For example, these first two hackamores apply pressure to similar areas:
And these third and fourth hackamores apply pressure to similar areas, different from the other two:
What it all boils down to is where the noseband, curb chain/leather, and cheekpieces attach in relation to one another, and to a lesser extent, where the reins attach.
Take this for example:
I've drawn over these pictures to make this a little simpler to explain. Notice how with these, images 1 and 2, the basic structure of these two hackamores is very similar. The noseband, cheekpiece and curb chain are all fixed to the hackamore cheek, with relatively equal spacing.
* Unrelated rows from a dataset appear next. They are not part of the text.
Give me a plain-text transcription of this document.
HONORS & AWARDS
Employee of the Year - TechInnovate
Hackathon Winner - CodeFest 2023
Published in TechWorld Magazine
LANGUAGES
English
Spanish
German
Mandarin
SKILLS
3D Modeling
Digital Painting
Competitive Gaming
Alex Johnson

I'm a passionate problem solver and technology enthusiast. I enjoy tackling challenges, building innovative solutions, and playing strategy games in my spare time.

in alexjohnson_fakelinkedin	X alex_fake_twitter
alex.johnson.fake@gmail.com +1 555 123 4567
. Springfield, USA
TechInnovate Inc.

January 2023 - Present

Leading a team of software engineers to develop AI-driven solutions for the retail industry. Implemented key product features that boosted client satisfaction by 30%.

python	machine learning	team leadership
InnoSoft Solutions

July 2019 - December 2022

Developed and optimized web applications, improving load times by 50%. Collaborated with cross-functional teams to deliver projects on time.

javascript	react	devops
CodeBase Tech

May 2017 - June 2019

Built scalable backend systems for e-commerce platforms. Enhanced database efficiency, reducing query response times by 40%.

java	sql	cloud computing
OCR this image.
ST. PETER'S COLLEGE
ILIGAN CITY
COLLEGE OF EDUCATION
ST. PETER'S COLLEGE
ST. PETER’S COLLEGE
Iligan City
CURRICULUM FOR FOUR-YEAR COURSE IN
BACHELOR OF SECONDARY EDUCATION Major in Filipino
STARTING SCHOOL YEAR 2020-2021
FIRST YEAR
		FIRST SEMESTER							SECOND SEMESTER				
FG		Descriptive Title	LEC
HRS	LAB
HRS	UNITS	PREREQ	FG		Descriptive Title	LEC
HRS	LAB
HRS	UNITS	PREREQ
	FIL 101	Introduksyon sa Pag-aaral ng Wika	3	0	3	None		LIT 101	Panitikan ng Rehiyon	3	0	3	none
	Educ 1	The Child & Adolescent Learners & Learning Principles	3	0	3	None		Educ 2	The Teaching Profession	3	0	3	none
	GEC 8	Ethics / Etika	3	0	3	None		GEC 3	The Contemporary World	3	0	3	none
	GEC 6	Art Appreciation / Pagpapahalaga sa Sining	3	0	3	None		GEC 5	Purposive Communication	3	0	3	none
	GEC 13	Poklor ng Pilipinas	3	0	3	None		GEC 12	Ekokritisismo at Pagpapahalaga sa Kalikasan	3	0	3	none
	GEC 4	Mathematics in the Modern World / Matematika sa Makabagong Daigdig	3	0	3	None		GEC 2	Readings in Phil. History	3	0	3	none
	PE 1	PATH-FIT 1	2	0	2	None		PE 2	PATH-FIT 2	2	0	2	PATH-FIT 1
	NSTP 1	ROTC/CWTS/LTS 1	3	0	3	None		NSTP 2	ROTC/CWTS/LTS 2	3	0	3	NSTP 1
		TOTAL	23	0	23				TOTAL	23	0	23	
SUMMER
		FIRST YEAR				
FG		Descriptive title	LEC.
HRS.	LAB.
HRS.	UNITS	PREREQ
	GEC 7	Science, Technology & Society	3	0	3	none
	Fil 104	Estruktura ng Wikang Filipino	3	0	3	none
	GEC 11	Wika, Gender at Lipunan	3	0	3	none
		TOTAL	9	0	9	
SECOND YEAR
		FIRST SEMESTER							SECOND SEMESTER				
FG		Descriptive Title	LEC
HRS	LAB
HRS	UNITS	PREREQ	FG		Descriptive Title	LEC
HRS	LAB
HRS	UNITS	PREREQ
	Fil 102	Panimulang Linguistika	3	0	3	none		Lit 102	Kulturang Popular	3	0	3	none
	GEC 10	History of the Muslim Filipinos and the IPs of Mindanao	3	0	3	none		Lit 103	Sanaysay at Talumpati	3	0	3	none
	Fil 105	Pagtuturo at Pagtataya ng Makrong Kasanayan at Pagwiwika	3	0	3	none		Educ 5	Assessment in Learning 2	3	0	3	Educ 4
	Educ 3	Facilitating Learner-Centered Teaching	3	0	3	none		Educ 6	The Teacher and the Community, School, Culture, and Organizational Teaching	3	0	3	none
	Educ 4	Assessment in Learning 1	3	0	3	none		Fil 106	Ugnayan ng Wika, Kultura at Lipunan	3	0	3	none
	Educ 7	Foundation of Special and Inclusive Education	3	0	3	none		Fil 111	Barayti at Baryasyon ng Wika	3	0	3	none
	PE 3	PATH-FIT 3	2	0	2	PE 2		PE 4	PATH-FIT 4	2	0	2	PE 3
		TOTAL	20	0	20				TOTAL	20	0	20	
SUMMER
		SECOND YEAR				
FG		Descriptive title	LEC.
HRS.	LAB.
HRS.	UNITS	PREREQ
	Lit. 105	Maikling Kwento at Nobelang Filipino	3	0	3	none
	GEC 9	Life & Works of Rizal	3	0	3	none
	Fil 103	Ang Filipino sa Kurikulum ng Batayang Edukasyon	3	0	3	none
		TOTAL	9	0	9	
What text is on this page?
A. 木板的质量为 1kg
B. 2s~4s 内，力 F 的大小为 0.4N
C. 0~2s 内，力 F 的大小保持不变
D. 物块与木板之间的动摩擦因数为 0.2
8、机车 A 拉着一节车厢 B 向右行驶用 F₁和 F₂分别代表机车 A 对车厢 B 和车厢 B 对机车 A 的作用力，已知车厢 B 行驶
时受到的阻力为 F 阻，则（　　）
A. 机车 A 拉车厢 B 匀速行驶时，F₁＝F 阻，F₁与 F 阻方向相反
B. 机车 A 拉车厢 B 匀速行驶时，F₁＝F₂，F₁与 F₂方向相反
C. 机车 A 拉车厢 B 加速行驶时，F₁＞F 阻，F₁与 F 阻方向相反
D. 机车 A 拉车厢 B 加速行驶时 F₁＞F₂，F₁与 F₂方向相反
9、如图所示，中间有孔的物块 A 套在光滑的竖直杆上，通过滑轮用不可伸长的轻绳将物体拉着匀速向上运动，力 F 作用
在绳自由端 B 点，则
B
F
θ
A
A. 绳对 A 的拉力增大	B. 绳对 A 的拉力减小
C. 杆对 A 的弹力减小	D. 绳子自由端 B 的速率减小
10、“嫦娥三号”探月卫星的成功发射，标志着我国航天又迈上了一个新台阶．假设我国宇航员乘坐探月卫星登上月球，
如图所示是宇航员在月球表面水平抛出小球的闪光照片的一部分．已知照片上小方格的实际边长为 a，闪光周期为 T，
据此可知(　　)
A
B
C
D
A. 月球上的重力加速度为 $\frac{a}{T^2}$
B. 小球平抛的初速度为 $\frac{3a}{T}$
The basic mechanics of this structure is: when pressure is applied to the reins, the hackamore cheek, or 'shank' if you will, rotates the upper structure, hinging off of the noseband. This pull the cheekpiece up and forward, putting pressure on the poll, and the curb chain back and up, putting pressure on the jaw.
The fact that in Image 1, the hackamore cheek is 'fancy,' for lack of a better term, is irrelevant. It doesn't affect where the reins attach in relation to the rest of the mechanism.
Therefore, the shape of the hackamore cheek, for this type of hackamore, largely does not matter.
Now things get interesting!
In Image 3, you'll notice that the cheekpiece and noseband are attached, and the hackamore cheek and curb chain hinge off of it.
This means that when pressure is applied to the reins, the hackamore cheek moves back, pulling the curb chain up, applying pressure to the jaw and nose. There is no pressure on the poll, however, as the noseband and cheekpiece are fixed, and outside of this hinging action.
For this hackamore, the shape of the cheek matters as much as where various straps are in relation to one another. Again, the slight jog in the hackamore cheek is ornamental and inconsequential as it doesn't affect where the rein is in relation to everything else.
Now on to Image 4:
For this hackamore, the shape of the cheek matters a lot. Also, it should be noted that this is known as a little s hackamore, not just your run-o'-the-mill hackamore.
The mechanics of this hackamore are as follows. When pressure is applied to the reins, the entire hackamore cheek hinges up and back. Because of where the cheekpiece is attached, this actually relieves pressure to the poll, while applying pressure to the nose and jaw.
So in conclusion: The shape of the hackamore cheek usually does not affect the action of the hackamore. Get as ornamental as you like. Just look carefully at where all the various straps (noseband, cheekpiece, curb chain, reins) attach in relation to one another, and understand the basic mechanics of such structures.
Aspin, that was a seriously print worthy post. I printed it out and am saving it!
I've been hunting for a little s hackamore, but I can only find affordable ones with the rope nose, and I prefer the padded leather. I didn't want to have to spend $70 dollars to get it, but based on your post and my horse's reaction to the little s, I guess I'm stuck! Though, I suppose $70 for an entire custom-color biothane bridle and hackamore isn't too bad a deal.
Those rope-nosed little s hackamore are excessively harsh. A good piece of equipment is really a long-term investement, in this case, in your horse's comfort. If you want a little s, pay the bit extra and get the wide noseband. Here is one on ebay ( Zilco S Hackamore | eBay ) for $50, but I do agree that a full bridle set for $70 is a way better deal. Just ensure that the hackamore cheeks have a round ring for the noseband, and have not just had a rope noseband hacked off. I've seen both.